# Toro Spring Release Dates



## pp6000v2 (Mar 8, 2021)

I keep itching to go with the Toro 60v product line to replace my mower, blower, trimmer, etc. They're finally releasing a attachment-capable power head in the 51836/51810T, but no release date. My existing Husqvarna is about to give up the ghost, but I might be able to limp it for a few more weeks or so. Is there any bead on when the "coming soon" Spring items will be released?


----------



## Captquin (Aug 22, 2019)

@pp6000v2 been looking at the line up too. You find out anything?


----------



## pp6000v2 (Mar 8, 2021)

Haven't followed up with anyone yet. Saw LCN's review of the super recycler went up a couple days ago, so I'm guessing soon if not now. I bought the $35 replacement part for my gas trimmer to get it back in 100% shape, so now I don't have the same itch to replace it with $800 worth of new battery tools haha.


----------



## Captquin (Aug 22, 2019)

I hear you. Saw the LCN review as well. My gas Super Recycler is only a year old but I've been wanting to go battery. Main issue may be finding a powerful backpack blower to go with it.

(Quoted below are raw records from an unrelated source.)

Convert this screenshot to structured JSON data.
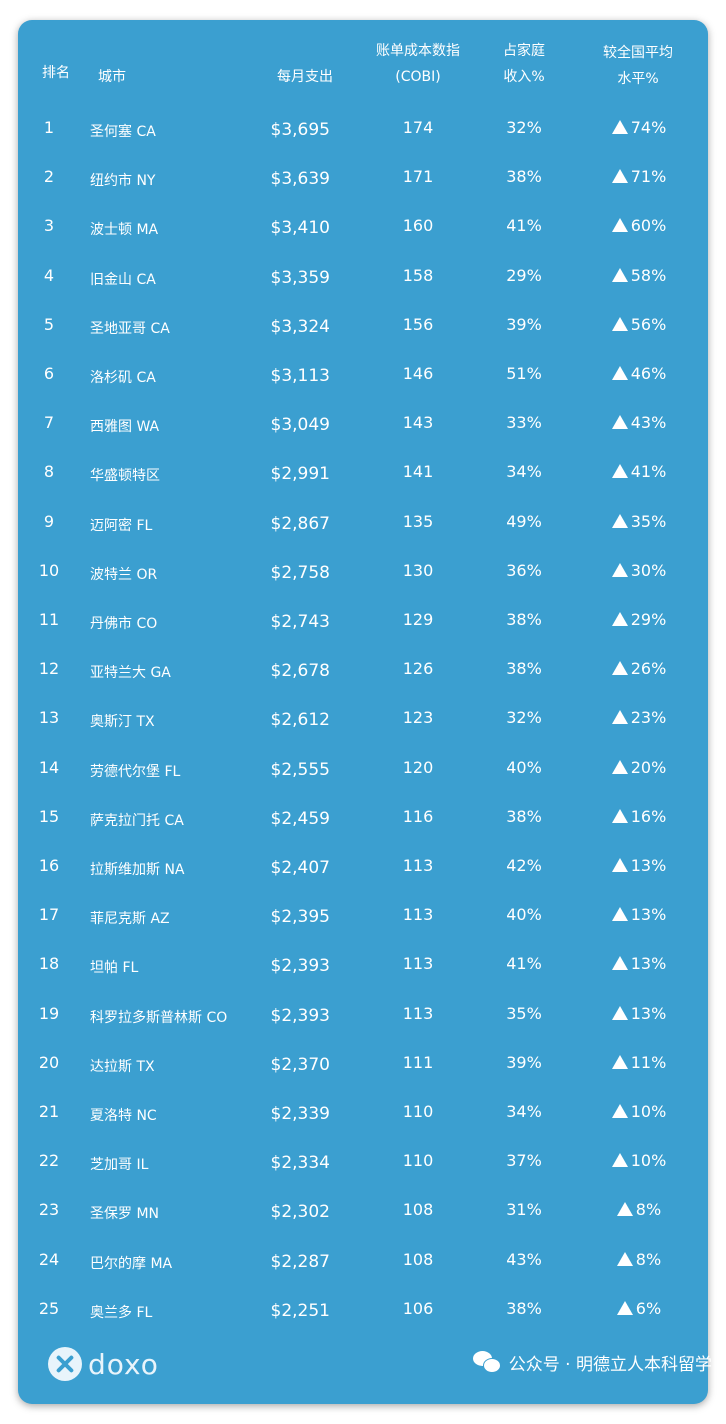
{
  "headers": {
    "rank": "排名",
    "city": "城市",
    "monthly": "每月支出",
    "cobi_line1": "账单成本数指",
    "cobi_line2": "(COBI)",
    "share_line1": "占家庭",
    "share_line2": "收入%",
    "vs_line1": "较全国平均",
    "vs_line2": "水平%"
  },
  "rows": [
    {
      "rank": "1",
      "city": "圣何塞  CA",
      "spend": "$3,695",
      "cobi": "174",
      "share": "32%",
      "vs": "74%"
    },
    {
      "rank": "2",
      "city": "纽约市 NY",
      "spend": "$3,639",
      "cobi": "171",
      "share": "38%",
      "vs": "71%"
    },
    {
      "rank": "3",
      "city": "波士顿 MA",
      "spend": "$3,410",
      "cobi": "160",
      "share": "41%",
      "vs": "60%"
    },
    {
      "rank": "4",
      "city": "旧金山 CA",
      "spend": "$3,359",
      "cobi": "158",
      "share": "29%",
      "vs": "58%"
    },
    {
      "rank": "5",
      "city": "圣地亚哥 CA",
      "spend": "$3,324",
      "cobi": "156",
      "share": "39%",
      "vs": "56%"
    },
    {
      "rank": "6",
      "city": "洛杉矶 CA",
      "spend": "$3,113",
      "cobi": "146",
      "share": "51%",
      "vs": "46%"
    },
    {
      "rank": "7",
      "city": "西雅图 WA",
      "spend": "$3,049",
      "cobi": "143",
      "share": "33%",
      "vs": "43%"
    },
    {
      "rank": "8",
      "city": "华盛顿特区",
      "spend": "$2,991",
      "cobi": "141",
      "share": "34%",
      "vs": "41%"
    },
    {
      "rank": "9",
      "city": "迈阿密 FL",
      "spend": "$2,867",
      "cobi": "135",
      "share": "49%",
      "vs": "35%"
    },
    {
      "rank": "10",
      "city": "波特兰 OR",
      "spend": "$2,758",
      "cobi": "130",
      "share": "36%",
      "vs": "30%"
    },
    {
      "rank": "11",
      "city": "丹佛市 CO",
      "spend": "$2,743",
      "cobi": "129",
      "share": "38%",
      "vs": "29%"
    },
    {
      "rank": "12",
      "city": "亚特兰大 GA",
      "spend": "$2,678",
      "cobi": "126",
      "share": "38%",
      "vs": "26%"
    },
    {
      "rank": "13",
      "city": "奥斯汀 TX",
      "spend": "$2,612",
      "cobi": "123",
      "share": "32%",
      "vs": "23%"
    },
    {
      "rank": "14",
      "city": "劳德代尔堡 FL",
      "spend": "$2,555",
      "cobi": "120",
      "share": "40%",
      "vs": "20%"
    },
    {
      "rank": "15",
      "city": "萨克拉门托 CA",
      "spend": "$2,459",
      "cobi": "116",
      "share": "38%",
      "vs": "16%"
    },
    {
      "rank": "16",
      "city": "拉斯维加斯 NA",
      "spend": "$2,407",
      "cobi": "113",
      "share": "42%",
      "vs": "13%"
    },
    {
      "rank": "17",
      "city": "菲尼克斯 AZ",
      "spend": "$2,395",
      "cobi": "113",
      "share": "40%",
      "vs": "13%"
    },
    {
      "rank": "18",
      "city": "坦帕 FL",
      "spend": "$2,393",
      "cobi": "113",
      "share": "41%",
      "vs": "13%"
    },
    {
      "rank": "19",
      "city": "科罗拉多斯普林斯 CO",
      "spend": "$2,393",
      "cobi": "113",
      "share": "35%",
      "vs": "13%"
    },
    {
      "rank": "20",
      "city": "达拉斯 TX",
      "spend": "$2,370",
      "cobi": "111",
      "share": "39%",
      "vs": "11%"
    },
    {
      "rank": "21",
      "city": "夏洛特 NC",
      "spend": "$2,339",
      "cobi": "110",
      "share": "34%",
      "vs": "10%"
    },
    {
      "rank": "22",
      "city": "芝加哥 IL",
      "spend": "$2,334",
      "cobi": "110",
      "share": "37%",
      "vs": "10%"
    },
    {
      "rank": "23",
      "city": "圣保罗 MN",
      "spend": "$2,302",
      "cobi": "108",
      "share": "31%",
      "vs": "8%"
    },
    {
      "rank": "24",
      "city": "巴尔的摩 MA",
      "spend": "$2,287",
      "cobi": "108",
      "share": "43%",
      "vs": "8%"
    },
    {
      "rank": "25",
      "city": "奥兰多 FL",
      "spend": "$2,251",
      "cobi": "106",
      "share": "38%",
      "vs": "6%"
    }
  ],
  "brand": {
    "logo_text": "doxo"
  },
  "watermark": {
    "text": "公众号 · 明德立人本科留学"
  },
  "icons": {
    "trend": "up-triangle-icon",
    "logo": "doxo-logo-icon",
    "wechat": "wechat-icon"
  },
  "colors": {
    "panel": "#3b9fd0",
    "text": "#ffffff"
  }
}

Looking like the 60v Super Recycler or Ego Select cut (or whatever it's called with the two blades). Would like to see a review of those two instead of the regular recycler.


----------



## OD on Grass (Nov 1, 2018)

pp6000v2 said:


> Is there any bead on when the "coming soon" Spring items will be released?


@Captquin 
I asked my "inside source" and this is the reply I got:

Hey, Jordan! I obviously can't promise anything, but the timelines I've heard for availability on the attachment capable system are within two months. So much is up in the air obviously, with the supply chain and the economy, but I would bet that's probably pretty close.

Not the specific date we were hoping for. 
I have the Stihl kombi system and I got to play with the Toro attachment system at the HQ last fall and it's a winner :thumbup:


----------



## Captquin (Aug 22, 2019)

Nice!!' Thank you.


----------



## pp6000v2 (Mar 8, 2021)

OD on Grass said:


> @Captquin
> I asked my "inside source" and this is the reply I got:
> 
> Hey, Jordan! I obviously can't promise anything, but the timelines I've heard for availability on the attachment capable system are within two months.


Yikes. 2 more months puts us close to June.

I'm curious on the attachment-capable head: does the shaft end match other interchangeable tool accessories, aka the Expand-It line? The spring detent looks to be in the same place, but I haven't seen pictures to see what the flexshaft receiver looks like. I would really like to keep some of the specialty attachments I have (fabricobbled TAS25 sprinkler donut trimmer, sweeper brush attachment, etc.) useable without buying extra Toro trimmer attachments just to tear them apart.


----------